Compound 3 is an oleanane-type triterpene which is widely used in traditional Chinese medicine (TCM), and is the most common type of terpene (27). Common triterpenoids can be divided into oleanane type, dammarane type, ursane type, lupane type and friedelane type. Triterpene compounds have many beneficial physiological and pharmacological functions (27), including antitumor, anti-inflammatory, antiviral, and antibacterial activities. Therefore, triterpene components can be considered as potential therapeutic strategy for the prevention and treatment of tumors in the future (28).

Chemotherapy is the preferred and the most common treatment for patients in clinical practice (2). Although, the world famous pharmaceutical companies have been committed to antitumor drugs development, there is a lack of effective anti-tumor drugs. Because some patients easily acquire resistance to many new drugs after a period of treatment. For example the mutation of T790M confers resistance to first-generation EGFR TKIs (20,29). Our group has been focused on natural medicines for antitumor effect. And, we have discovered some effective antitumor drugs from traditional Chinese Medicine (19,30). It is believed that the drug development based on natural medicine is a more targeted approach.

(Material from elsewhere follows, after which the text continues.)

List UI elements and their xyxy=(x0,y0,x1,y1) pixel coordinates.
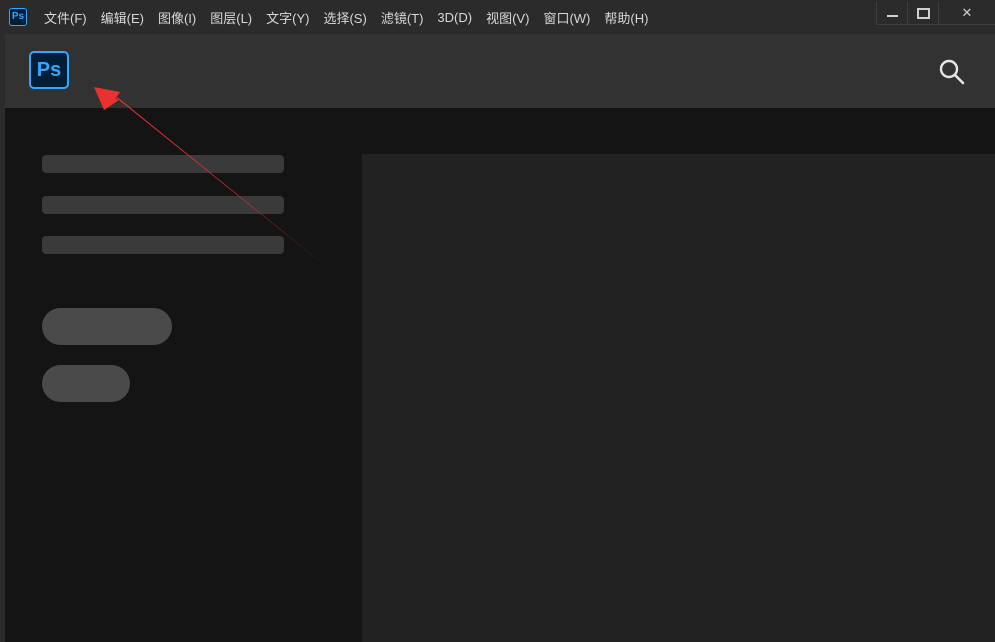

The antitumor effects of compound 3 on lung cancer cells via apoptosis were significant, in vitro. However, the detailed regulation mechanisms may need to be further explored. Similar to many studies on natural medicine (31), the antitumor effects should be confirmed via orthotopic tumor models, in vivo.

On the basis of these findings, compound 3 showed the potential to be developed as an antitumor drug, and provided a scientific basis for the antitumor activity of C. nitidissima. The study based on natural medicine is a targeted mode for new drug research and development.